With one of the bank guards shot and seriously wounded during the robbery by Preston Bates want's to save his neck from the hangman's rope, if the guard dies and he's caught by the police, to have Preston admit he was the one who shot him and even has Preston's gun and the fingerprints that go along with it to prove it. Bates efforts are now all moot since he's, Preston, no longer around to face justice.

We now have this very complicated scenario in the film where Bates, after he and Janet deep six Preston's body in a nearby lake, impersonates Preston as his now wife Janet secretly connives to also murder him in order to keep Bates from implicating her in her husbands murder. It's never really explained why Janet murdered Preston in the first place all we know is that she did the guy in just because he may have gotten in the way of her affair with Larry but why kill the man since he was separated from Janet for some three years and couldn't care less if she was having a love affair with Larry or anyone else? All Preston wanted was to get away from the police and check out of the country.

For all her smarts Janet is outsmarted by Bates, who's on to her back-stabbing tactics, at almost every turn with him surviving a near-fatal car crash, that she secretly arraigned for him, and then for some reason not at all fully explained, in fact as Bates' was about to tell her just before he suddenly fell ill from a poisoned drink that Janet gave him, why he killed her prized horse Fury. Bates claiming that the horse broke it's leg, a bald face lie on Bates' part, and that he was forced to shoot it gets Janet to lose her composure and almost spill the beans on herself to who really Bates' is and why he's impersonating her husband, because she murdered him and got rid of the body.
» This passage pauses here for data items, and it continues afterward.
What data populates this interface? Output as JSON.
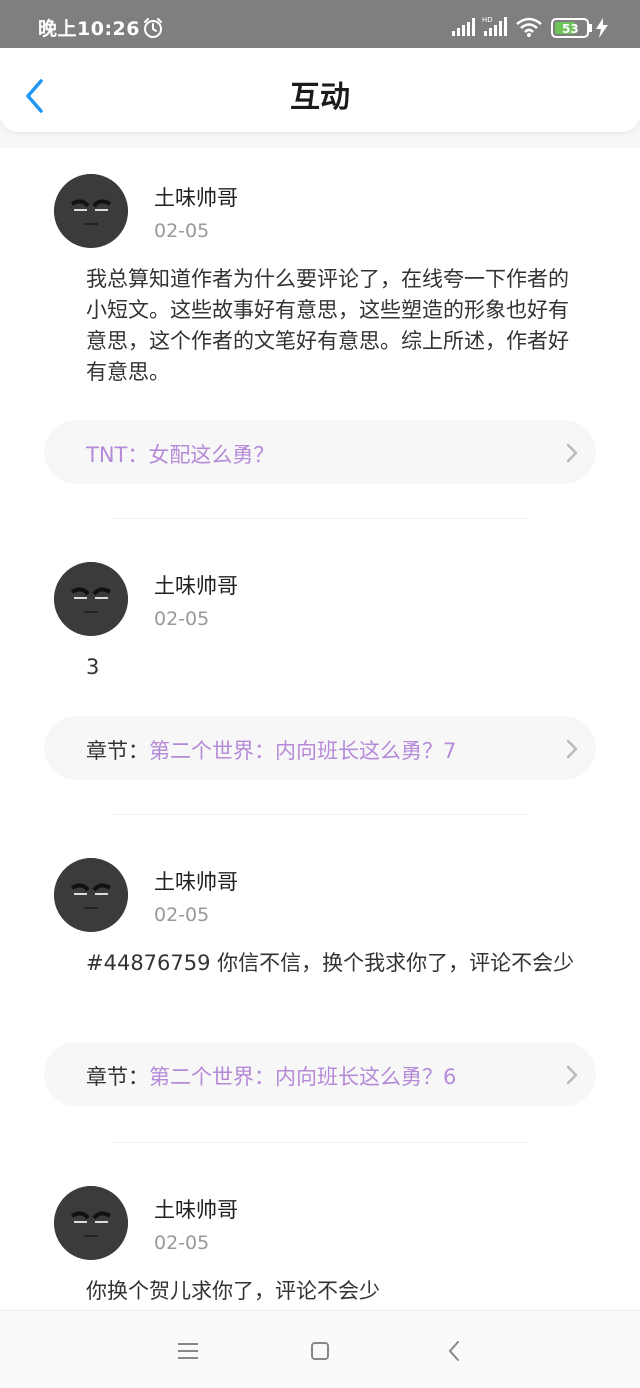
{
  "status": {
    "time": "晚上10:26",
    "battery": "53"
  },
  "header": {
    "title": "互动"
  },
  "posts": [
    {
      "user": "土味帅哥",
      "date": "02-05",
      "comment": "我总算知道作者为什么要评论了，在线夸一下作者的小短文。这些故事好有意思，这些塑造的形象也好有意思，这个作者的文笔好有意思。综上所述，作者好有意思。",
      "ref_prefix": "",
      "ref_text": "TNT：女配这么勇？"
    },
    {
      "user": "土味帅哥",
      "date": "02-05",
      "comment": "3",
      "ref_prefix": "章节：",
      "ref_text": "第二个世界：内向班长这么勇？7"
    },
    {
      "user": "土味帅哥",
      "date": "02-05",
      "comment": "#44876759 你信不信，换个我求你了，评论不会少",
      "ref_prefix": "章节：",
      "ref_text": "第二个世界：内向班长这么勇？6"
    },
    {
      "user": "土味帅哥",
      "date": "02-05",
      "comment": "你换个贺儿求你了，评论不会少",
      "ref_prefix": "",
      "ref_text": ""
    }
  ],
  "colors": {
    "accent": "#2196f3",
    "link": "#b58ad8",
    "status_bar": "#7f7f7f"
  },
  "icons": [
    "alarm-icon",
    "signal-icon",
    "wifi-icon",
    "battery-icon",
    "back-arrow-icon",
    "chevron-right-icon",
    "menu-icon",
    "home-icon",
    "back-nav-icon"
  ]
}
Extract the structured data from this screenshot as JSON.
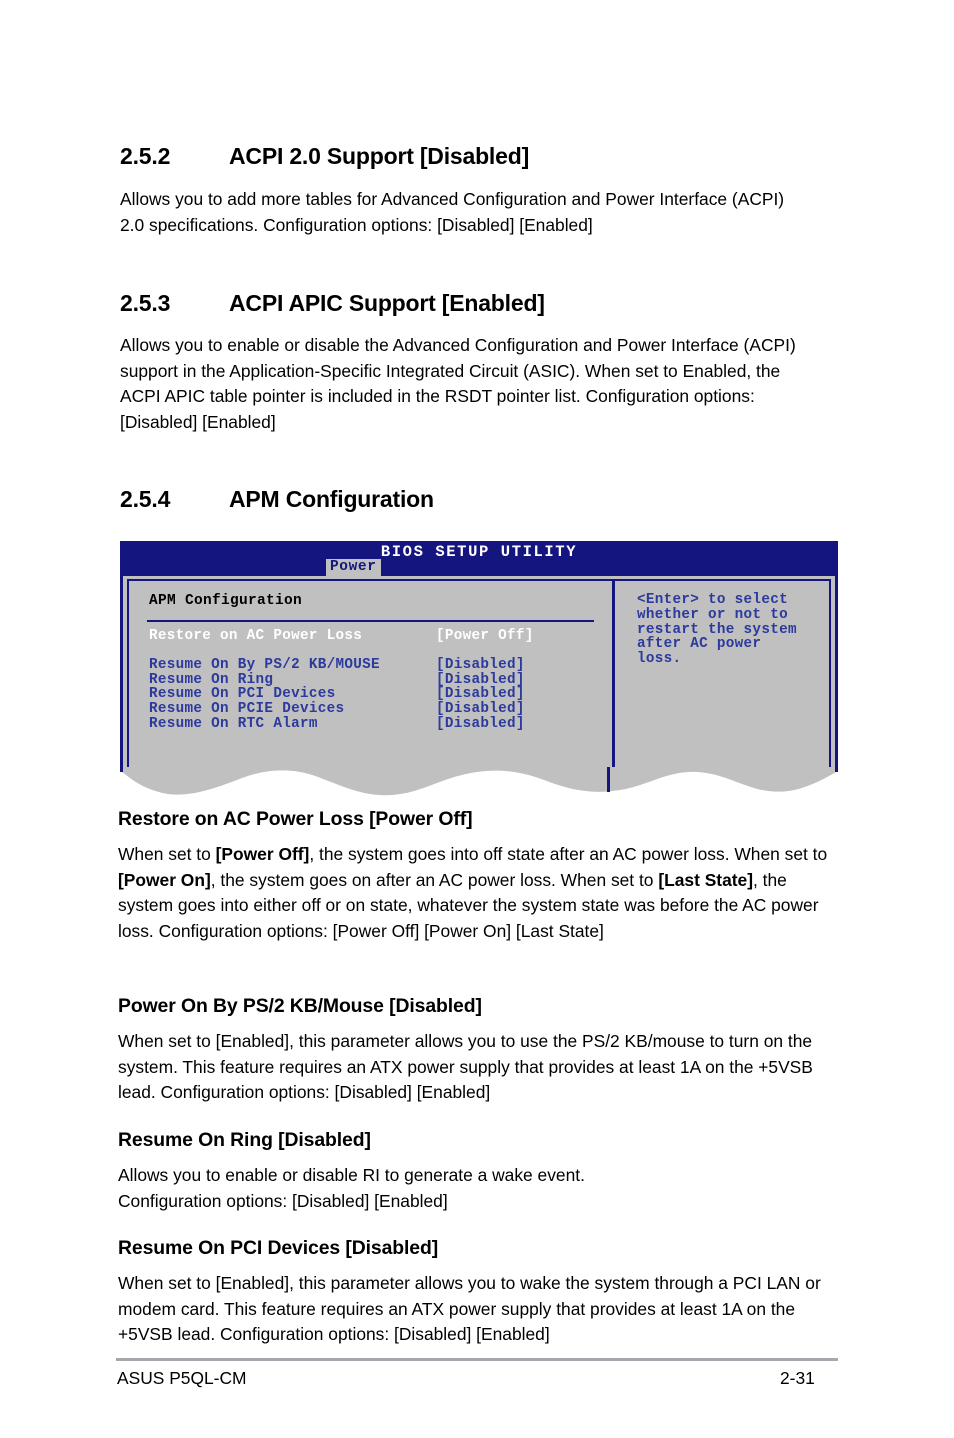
{
  "sections": [
    {
      "number": "2.5.2",
      "title": "ACPI 2.0 Support [Disabled]",
      "body": "Allows you to add more tables for Advanced Configuration and Power Interface (ACPI) 2.0 specifications. Configuration options: [Disabled] [Enabled]"
    },
    {
      "number": "2.5.3",
      "title": "ACPI APIC Support [Enabled]",
      "body": "Allows you to enable or disable the Advanced Configuration and Power Interface (ACPI) support in the Application-Specific Integrated Circuit (ASIC). When set to Enabled, the ACPI APIC table pointer is included in the RSDT pointer list. Configuration options: [Disabled] [Enabled]"
    },
    {
      "number": "2.5.4",
      "title": "APM Configuration"
    }
  ],
  "bios": {
    "title": "BIOS SETUP UTILITY",
    "active_tab": "Power",
    "panel_title": "APM Configuration",
    "rows": [
      {
        "label": "Restore on AC Power Loss",
        "value": "[Power Off]",
        "selected": true
      },
      {
        "label": "Resume On By PS/2 KB/MOUSE",
        "value": "[Disabled]",
        "selected": false
      },
      {
        "label": "Resume On Ring",
        "value": "[Disabled]",
        "selected": false
      },
      {
        "label": "Resume On PCI Devices",
        "value": "[Disabled]",
        "selected": false
      },
      {
        "label": "Resume On PCIE Devices",
        "value": "[Disabled]",
        "selected": false
      },
      {
        "label": "Resume On RTC Alarm",
        "value": "[Disabled]",
        "selected": false
      }
    ],
    "help_text": "<Enter> to select\nwhether or not to\nrestart the system\nafter AC power\nloss.",
    "colors": {
      "titlebar": "#151580",
      "panel": "#c0c0c0",
      "text": "#2b3a9c",
      "selected_text": "#ffffff",
      "tab_bg": "#c0c0c0"
    }
  },
  "subsections": [
    {
      "heading": "Restore on AC Power Loss [Power Off]",
      "paragraph_html": "When set to <b>[Power Off]</b>, the system goes into off state after an AC power loss. When set to <b>[Power On]</b>, the system goes on after an AC power loss. When set to <b>[Last State]</b>, the system goes into either off or on state, whatever the system state was before the AC power loss. Configuration options: [Power Off] [Power On] [Last State]"
    },
    {
      "heading": "Power On By PS/2 KB/Mouse [Disabled]",
      "paragraph_html": "When set to [Enabled], this parameter allows you to use the PS/2 KB/mouse to turn on the system. This feature requires an ATX power supply that provides at least 1A on the +5VSB lead. Configuration options: [Disabled] [Enabled]"
    },
    {
      "heading": "Resume On Ring [Disabled]",
      "paragraph_html": "Allows you to enable or disable RI to generate a wake event.<br>Configuration options: [Disabled] [Enabled]"
    },
    {
      "heading": "Resume On PCI Devices [Disabled]",
      "paragraph_html": "When set to [Enabled], this parameter allows you to wake the system through a PCI LAN or modem card. This feature requires an ATX power supply that provides at least 1A on the +5VSB lead. Configuration options: [Disabled] [Enabled]"
    }
  ],
  "footer": {
    "left": "ASUS P5QL-CM",
    "right": "2-31"
  }
}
While all this is going on both Larry and Chris drop in at the Frobisher Estate for a stay over the weekend which makes things even more confusing with Larry finding out that his secret love, Janet, is now back with her husband! At the same time Chris begins to realize that he's, Larry, dropping her for not only her boss, Janet, but for a much older, Janet is 43 and Chris is 22, woman to boot!

The big break in the case comes from non other then the friendly and somewhat overbearing Dr. Hernderson who it later turns out knows a lot more about both Bates and Preston that he's been letting on, which is total ignorance, and is himself playing some kind of mind game, like a junior Sherlock Holmes, on his own to trap both Janet and Bates and bring the two scoundrels to justice. Dr. Henderson is beaten to the punch by both Janet & Bates at the end of the movie by the two playing an even bigger, and deadlier, game or trick on each other.

Not one of Bette Davis' better films but her interaction with Garry Merrill, her husband at the time, is really worth watching as the two try to one-up each other in trying to pull off the perfect crime at the others expense with both ending up on the losing side.